Já Lawrence endurece a postura de Raven fazendo dela uma figura perfeita de transição entre aquela habilidosa e dissimulada Mística vista na trilogia original e a outra mais inocente e rebelde encontrada em Primeira Classe. E sua relação com Xavier, antes questionada sobre as discrepâncias entre passado e futuro, aqui é bastante explorada para moldar-se àquilo que veríamos. Com uma participação relevante, Peter Dinklage vive com facilidade um personagem surpreendentemente humano para o potencial vilanesco que possuía - e é ótimo ver o ator em um papel que ignora sua estatura. Jackman tem menos destaque do que tinha anteriormente, ainda que seja inquestionavelmente o fio condutor do roteiro, mas volta a encarnar Logan com vivacidade e irreverência, adicionando uma importante sensibilidade diante da inversão de papeis que sofre ao ter de ele convencer Charles de uma causa. E Singer não esquece de estar lidando com um filme repleto de personagens – todos interessantíssimos – e dá a devida atenção a cada um deles, e mesmo que Mercúrio (Evan Peters) surja apenas durante uma parte do projeto, sua presença é sentida pelo resto da duração, além de ser responsável por uma das melhores sequências da franquia – Ah sim, fãs das HQ’s gostarão de notar a referência rápida que o personagem faz sobre sua paternidade. Aliás, o uso dos poderes dos mutantes é retratado pelo diretor sempre de forma inteligente e inventiva, que, tal qual sua direção, foge da abordagem genérica, apresentando usos inéditos para os poderes do Professor X, fragmentos de filmagens em Super 8 de um incidente público, câmeras lentas que justificam seu uso, além de reconhecer que lida com personagens icônicos ao divertir-se misturando a música de abertura da marca da Fox com aquela que serve de tema para os filmes, ao passo em que apresenta respeitosamente cada um dos X-Men “clássicos”, como Tempestade (Halle Berry) e o Homem de Gelo (Shawn Ashmore).


Sempre calcando sua história em contextos políticos ou históricos para trazer verossimilhança para a mesma, o longa também representa um verdadeiro reboot para a saga, e de maneira convincente e elegante amarra praticamente todas as pontas soltas entre as duas linhas temporais - as que ficam não chegam a incomodar - enquanto ainda deixa um terreno mais do que fértil para novas incursões em ambas as ambientações.

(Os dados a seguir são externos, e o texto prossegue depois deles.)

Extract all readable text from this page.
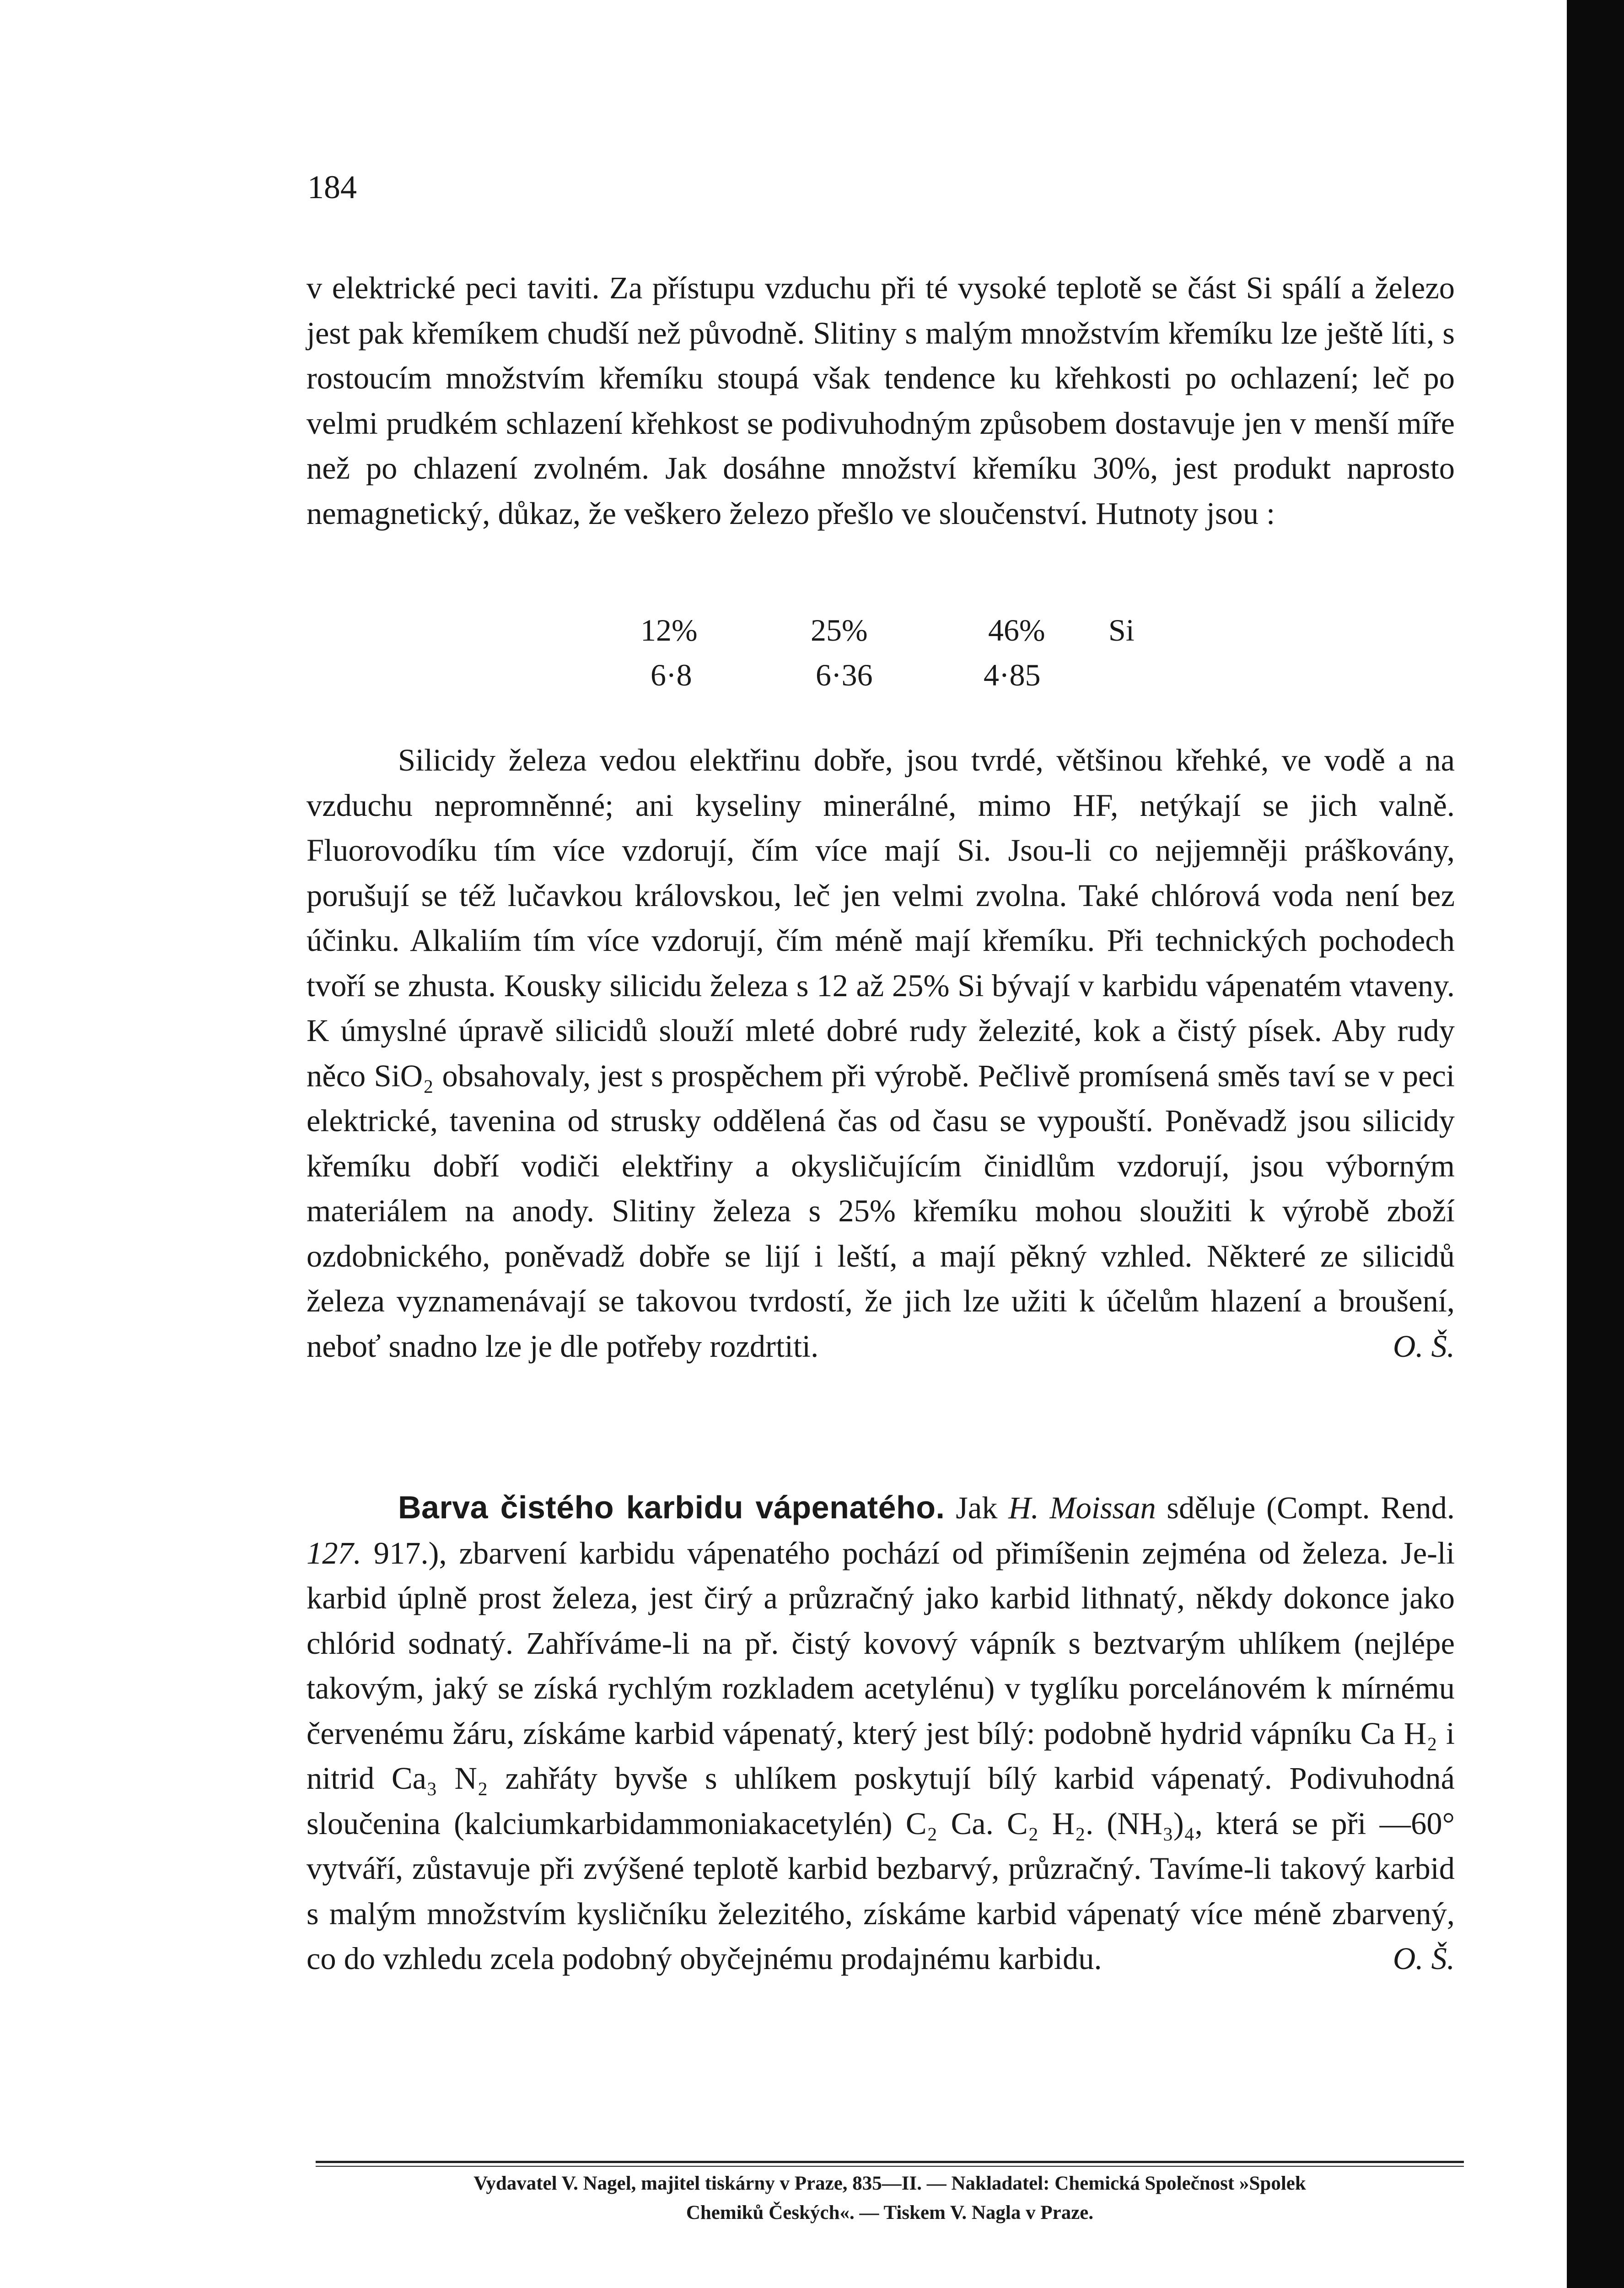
184

v elektrické peci taviti. Za přístupu vzduchu při té vysoké teplotě se část Si spálí a železo jest pak křemíkem chudší než původně. Slitiny s malým množstvím křemíku lze ještě líti, s rostoucím množstvím křemíku stoupá však tendence ku křehkosti po ochlazení; leč po velmi prudkém schlazení křehkost se podivuhodným způsobem dostavuje jen v menší míře než po chlazení zvolném. Jak dosáhne množství křemíku 30%, jest produkt naprosto nemagnetický, důkaz, že veškero železo přešlo ve sloučenství. Hutnoty jsou :

12%	25%	46% Si
6·8	6·36	4·85

Silicidy železa vedou elektřinu dobře, jsou tvrdé, většinou křehké, ve vodě a na vzduchu nepromněnné; ani kyseliny minerálné, mimo HF, netýkají se jich valně. Fluorovodíku tím více vzdorují, čím více mají Si. Jsou-li co nejjemněji práškovány, porušují se též lučavkou královskou, leč jen velmi zvolna. Také chlórová voda není bez účinku. Alkaliím tím více vzdorují, čím méně mají křemíku. Při technických pochodech tvoří se zhusta. Kousky silicidu železa s 12 až 25% Si bývají v karbidu vápenatém vtaveny. K úmyslné úpravě silicidů slouží mleté dobré rudy železité, kok a čistý písek. Aby rudy něco SiO₂ obsahovaly, jest s prospěchem při výrobě. Pečlivě promísená směs taví se v peci elektrické, tavenina od strusky oddělená čas od času se vypouští. Poněvadž jsou silicidy křemíku dobří vodiči elektřiny a okysličujícím činidlům vzdorují, jsou výborným materiálem na anody. Slitiny železa s 25% křemíku mohou sloužiti k výrobě zboží ozdobnického, poněvadž dobře se lijí i leští, a mají pěkný vzhled. Některé ze silicidů železa vyznamenávají se takovou tvrdostí, že jich lze užiti k účelům hlazení a broušení, neboť snadno lze je dle potřeby rozdrtiti.	O. Š.

Barva čistého karbidu vápenatého. Jak H. Moissan sděluje (Compt. Rend. 127. 917.), zbarvení karbidu vápenatého pochází od přimíšenin zejména od železa. Je-li karbid úplně prost železa, jest čirý a průzračný jako karbid lithnatý, někdy dokonce jako chlórid sodnatý. Zahříváme-li na př. čistý kovový vápník s beztvarým uhlíkem (nejlépe takovým, jaký se získá rychlým rozkladem acetylénu) v tyglíku porcelánovém k mírnému červenému žáru, získáme karbid vápenatý, který jest bílý: podobně hydrid vápníku Ca H₂ i nitrid Ca₃ N₂ zahřáty byvše s uhlíkem poskytují bílý karbid vápenatý. Podivuhodná sloučenina (kalciumkarbidammoniakacetylén) C₂ Ca. C₂ H₂. (NH₃)₄, která se při —60° vytváří, zůstavuje při zvýšené teplotě karbid bezbarvý, průzračný. Tavíme-li takový karbid s malým množstvím kysličníku železitého, získáme karbid vápenatý více méně zbarvený, co do vzhledu zcela podobný obyčejnému prodajnému karbidu.	O. Š.

Vydavatel V. Nagel, majitel tiskárny v Praze, 835—II. — Nakladatel: Chemická Společnost »Spolek
Chemiků Českých«. — Tiskem V. Nagla v Praze.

Assim Dias de um Futuro Esquecido acaba conseguindo a proeza de respeitar as antigas e abrir espaço para novas aventuras envolvendo o grupo de mutantes, tanto no passado como no presente. E note que trata-se do quinto filme de uma série. Se futuras produções dos X-Men mantiverem a qualidade estabelecida pelas cinco já lançadas, que venham mais cinco então.

Atenção para a cena depois dos créditos finais.